First Reading: Wisdom 1:13-15, 2:23-24
We're Better Than That
13 God did not make death,
nor does he rejoice in the
destruction of the living.
14 For he fashioned all things that
they might have being;
and the creatures of the world are
wholesome,
and there is not a destructive drug among them
nor
any domain of the netherworld on earth,
for justice is undying.
23 For God formed man to be imperishable;
the image of his
own nature he made him.
24 But by the envy of the devil, death
entered the world,
and they who belong to his company experience
it.
New American Bible
Have you ever felt unworthy? Have you shaken off those feelings?
At least at one point in life, everyone feels they are undeserving or unworthy. Usually this feeling stems from disappointment or futility. I'm incapable. Life isn't going my way. I just can't please others. The only way to shake those feelings is to reaffirm faith in God. God didn't make us so we could wallow in our self pity. We're better than that.

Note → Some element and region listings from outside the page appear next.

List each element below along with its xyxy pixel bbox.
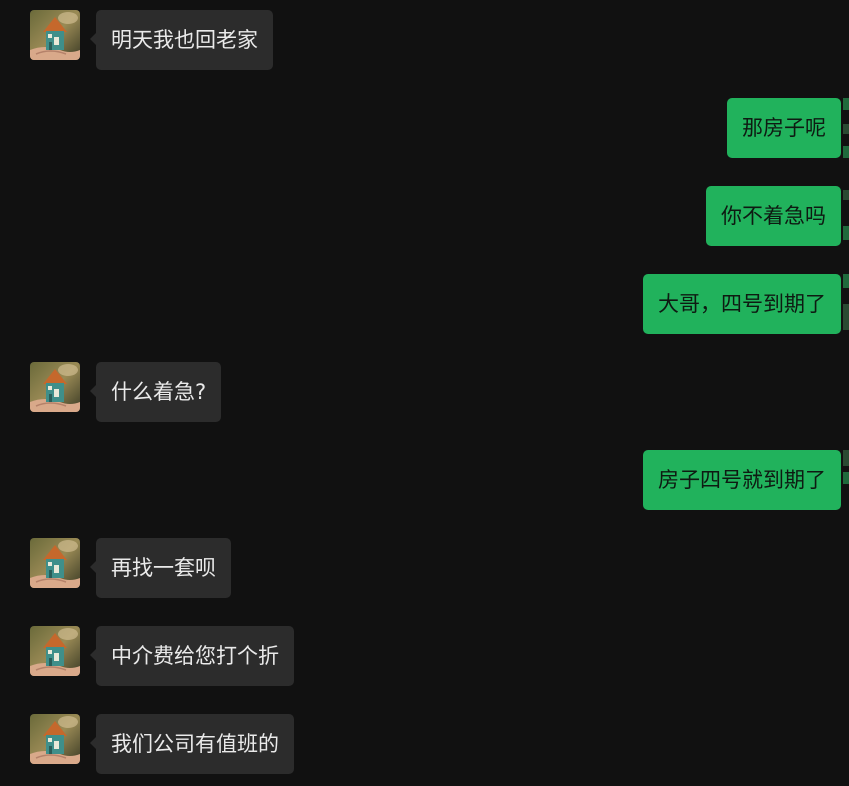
message-bubble-incoming[interactable]: 什么着急? [89,362,222,422]
message-bubble-incoming[interactable]: 明天我也回老家 [90,10,273,70]
message-row-outgoing: 你不着急吗 [0,186,849,246]
message-row-incoming: 什么着急? [0,362,849,422]
house-in-hand-avatar-icon[interactable] [30,362,80,412]
message-row-incoming: 中介费给您打个折 [0,626,849,686]
cropped-avatar-edge [841,98,849,158]
message-bubble-incoming[interactable]: 我们公司有值班的 [90,714,294,774]
message-bubble-incoming[interactable]: 中介费给您打个折 [90,626,294,686]
house-in-hand-avatar-icon[interactable] [30,10,80,60]
message-row-incoming: 明天我也回老家 [0,10,849,70]
message-row-outgoing: 大哥，四号到期了 [0,274,849,334]
message-row-incoming: 我们公司有值班的 [0,714,849,774]
message-row-incoming: 再找一套呗 [0,538,849,598]
cropped-avatar-edge [841,186,849,246]
chat-window: { "chat": { "messages": [ {"side": "left… [0,0,849,786]
cropped-avatar-edge [841,274,849,334]
message-row-outgoing: 房子四号就到期了 [0,450,849,510]
house-in-hand-avatar-icon[interactable] [30,714,80,764]
message-bubble-incoming[interactable]: 再找一套呗 [90,538,231,598]
message-bubble-outgoing[interactable]: 那房子呢 [727,98,847,158]
cropped-avatar-edge [841,450,849,510]
message-bubble-outgoing[interactable]: 你不着急吗 [706,186,847,246]
message-bubble-outgoing[interactable]: 房子四号就到期了 [643,450,847,510]
message-row-outgoing: 那房子呢 [0,98,849,158]
house-in-hand-avatar-icon[interactable] [30,538,80,588]
message-bubble-outgoing[interactable]: 大哥，四号到期了 [643,274,847,334]
house-in-hand-avatar-icon[interactable] [30,626,80,676]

Faith can be a good defense against those thoughts of limitation, even depression. Faith tells the world that God's in charge. He made us for himself. And we are his children. Evil and fatalism have no room in a life with God.

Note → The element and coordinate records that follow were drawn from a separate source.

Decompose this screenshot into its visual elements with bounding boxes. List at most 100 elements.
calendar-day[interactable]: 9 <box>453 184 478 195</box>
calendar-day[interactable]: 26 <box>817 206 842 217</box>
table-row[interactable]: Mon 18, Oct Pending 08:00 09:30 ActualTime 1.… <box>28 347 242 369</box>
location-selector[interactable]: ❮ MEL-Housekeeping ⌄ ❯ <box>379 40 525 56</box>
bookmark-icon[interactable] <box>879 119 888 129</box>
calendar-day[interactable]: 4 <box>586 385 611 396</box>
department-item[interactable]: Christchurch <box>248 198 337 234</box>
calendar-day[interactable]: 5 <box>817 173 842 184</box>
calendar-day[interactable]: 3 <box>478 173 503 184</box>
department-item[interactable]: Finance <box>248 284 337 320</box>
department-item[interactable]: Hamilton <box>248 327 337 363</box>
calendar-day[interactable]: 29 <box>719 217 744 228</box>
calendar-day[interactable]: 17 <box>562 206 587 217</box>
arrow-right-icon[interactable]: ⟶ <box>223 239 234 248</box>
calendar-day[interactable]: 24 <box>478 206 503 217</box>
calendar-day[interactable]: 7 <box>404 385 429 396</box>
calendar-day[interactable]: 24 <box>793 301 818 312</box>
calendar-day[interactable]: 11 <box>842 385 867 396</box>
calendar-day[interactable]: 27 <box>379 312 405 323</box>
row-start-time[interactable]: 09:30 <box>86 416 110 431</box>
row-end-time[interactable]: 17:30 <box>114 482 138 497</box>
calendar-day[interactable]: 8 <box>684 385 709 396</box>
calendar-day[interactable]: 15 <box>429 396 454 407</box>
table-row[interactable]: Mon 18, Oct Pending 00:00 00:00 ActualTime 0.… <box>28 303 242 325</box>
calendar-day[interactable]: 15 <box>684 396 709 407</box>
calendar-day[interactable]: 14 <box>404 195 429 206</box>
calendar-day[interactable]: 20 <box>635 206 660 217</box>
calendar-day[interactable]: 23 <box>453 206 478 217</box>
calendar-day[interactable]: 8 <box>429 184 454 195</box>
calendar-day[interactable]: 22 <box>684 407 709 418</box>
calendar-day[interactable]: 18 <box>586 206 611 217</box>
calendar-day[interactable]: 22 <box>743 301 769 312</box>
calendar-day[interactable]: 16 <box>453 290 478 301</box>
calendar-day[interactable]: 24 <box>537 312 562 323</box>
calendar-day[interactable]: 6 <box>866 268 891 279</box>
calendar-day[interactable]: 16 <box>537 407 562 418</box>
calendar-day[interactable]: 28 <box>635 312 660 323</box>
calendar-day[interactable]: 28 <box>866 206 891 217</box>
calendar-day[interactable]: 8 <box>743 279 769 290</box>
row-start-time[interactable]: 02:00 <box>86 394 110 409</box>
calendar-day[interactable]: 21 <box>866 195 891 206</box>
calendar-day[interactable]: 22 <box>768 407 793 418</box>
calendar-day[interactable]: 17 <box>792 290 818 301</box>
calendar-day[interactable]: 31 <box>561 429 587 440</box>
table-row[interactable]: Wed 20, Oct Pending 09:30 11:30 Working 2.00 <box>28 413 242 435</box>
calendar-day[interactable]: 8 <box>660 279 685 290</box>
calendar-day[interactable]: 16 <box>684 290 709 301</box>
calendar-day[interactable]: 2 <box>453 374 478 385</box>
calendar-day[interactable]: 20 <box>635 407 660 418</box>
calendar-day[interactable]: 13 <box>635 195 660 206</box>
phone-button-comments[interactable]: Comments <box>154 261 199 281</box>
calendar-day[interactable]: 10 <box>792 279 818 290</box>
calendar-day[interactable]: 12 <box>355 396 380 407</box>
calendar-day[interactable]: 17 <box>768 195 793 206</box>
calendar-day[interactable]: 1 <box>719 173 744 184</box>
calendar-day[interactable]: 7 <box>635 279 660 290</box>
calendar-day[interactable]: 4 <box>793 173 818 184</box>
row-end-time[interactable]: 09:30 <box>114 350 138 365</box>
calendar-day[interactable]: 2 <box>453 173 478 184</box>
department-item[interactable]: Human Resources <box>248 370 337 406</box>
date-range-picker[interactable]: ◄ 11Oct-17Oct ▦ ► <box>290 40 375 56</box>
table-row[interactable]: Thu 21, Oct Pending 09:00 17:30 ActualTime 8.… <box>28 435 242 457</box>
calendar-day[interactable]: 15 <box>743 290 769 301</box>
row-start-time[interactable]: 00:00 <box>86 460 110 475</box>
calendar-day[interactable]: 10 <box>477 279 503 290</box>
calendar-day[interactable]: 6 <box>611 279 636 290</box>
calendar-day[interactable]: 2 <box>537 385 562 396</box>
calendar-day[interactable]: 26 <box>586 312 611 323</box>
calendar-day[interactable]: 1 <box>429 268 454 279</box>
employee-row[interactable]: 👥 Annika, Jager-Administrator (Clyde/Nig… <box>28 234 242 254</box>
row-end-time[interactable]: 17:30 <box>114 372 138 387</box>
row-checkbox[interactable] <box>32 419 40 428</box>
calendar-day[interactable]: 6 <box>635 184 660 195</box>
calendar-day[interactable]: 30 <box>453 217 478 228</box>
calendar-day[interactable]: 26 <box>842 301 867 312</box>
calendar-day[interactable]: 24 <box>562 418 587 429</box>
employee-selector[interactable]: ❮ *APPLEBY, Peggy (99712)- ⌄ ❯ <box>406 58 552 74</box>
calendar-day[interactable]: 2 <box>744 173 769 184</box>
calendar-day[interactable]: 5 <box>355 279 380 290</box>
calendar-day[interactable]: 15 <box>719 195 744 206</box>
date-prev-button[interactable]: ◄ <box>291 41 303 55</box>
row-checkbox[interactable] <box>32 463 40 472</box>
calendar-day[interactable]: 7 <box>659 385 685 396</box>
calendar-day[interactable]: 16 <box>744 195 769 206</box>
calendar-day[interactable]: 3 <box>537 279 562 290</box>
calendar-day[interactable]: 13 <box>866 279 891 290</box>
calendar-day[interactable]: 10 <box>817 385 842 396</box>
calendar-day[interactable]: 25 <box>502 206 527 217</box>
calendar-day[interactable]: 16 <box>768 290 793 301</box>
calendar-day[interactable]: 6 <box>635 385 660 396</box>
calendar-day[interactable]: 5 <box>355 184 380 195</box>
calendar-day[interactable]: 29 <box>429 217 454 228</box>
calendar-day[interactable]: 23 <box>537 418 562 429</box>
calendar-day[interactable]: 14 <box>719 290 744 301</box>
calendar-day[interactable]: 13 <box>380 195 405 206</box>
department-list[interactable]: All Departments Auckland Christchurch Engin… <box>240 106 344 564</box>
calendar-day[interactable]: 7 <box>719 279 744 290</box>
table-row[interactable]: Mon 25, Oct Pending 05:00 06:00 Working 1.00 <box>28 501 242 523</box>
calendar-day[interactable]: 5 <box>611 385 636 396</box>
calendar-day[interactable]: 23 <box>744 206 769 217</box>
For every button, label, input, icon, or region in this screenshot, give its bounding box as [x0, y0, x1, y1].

The verses above from the book of Wisdom (also called "The Wisdom of Solomon") form a loose defense of Judaism in the centuries before the birth of Christ. This defense was set against the Hellenistic world, a culture that tolerated many gods and reduced religion to the cultic manipulation of those gods. Unlike the Greeks who viewed faith as a social function, the author of Wisdom urged his readers to take their faith to heart, to make a relationship with YHWH personal. It also defended the peculiar tenet of resurrection found in Pharisaical Judaism.
Chapter 1 in Wisdom wove morality and eternity together. The righteous man will enjoy the resurrection. Indeed, God did not intend death when he created the cosmos, nor does he enjoy the death of his creatures. Just as his virtues are unending, so is humanity, for death is, by definition, unjust.
Chapter 2 took a different tack. It defended the doctrine of the resurrection against the Hellenistic view of fatalism. Life, according to Wisdom 2, is not merely subject to the whims of the gods or a universe that is indifferent to one's actions. It is not empty or useless. The shortness of life does not excuse selfishness or the oppression of the good by the selfish. One's actions in life have consequences. YHWH created everyone for immortality. Evil deprived humanity of that gift.
Why are we better than the opinion the world has of us? We are better because God made us for himself. He is the eternal God, and he shares that gift of forever with us. Evil and fatalism cannot take that gift away from us.
How does your faith in God bolster your hope in eternal life?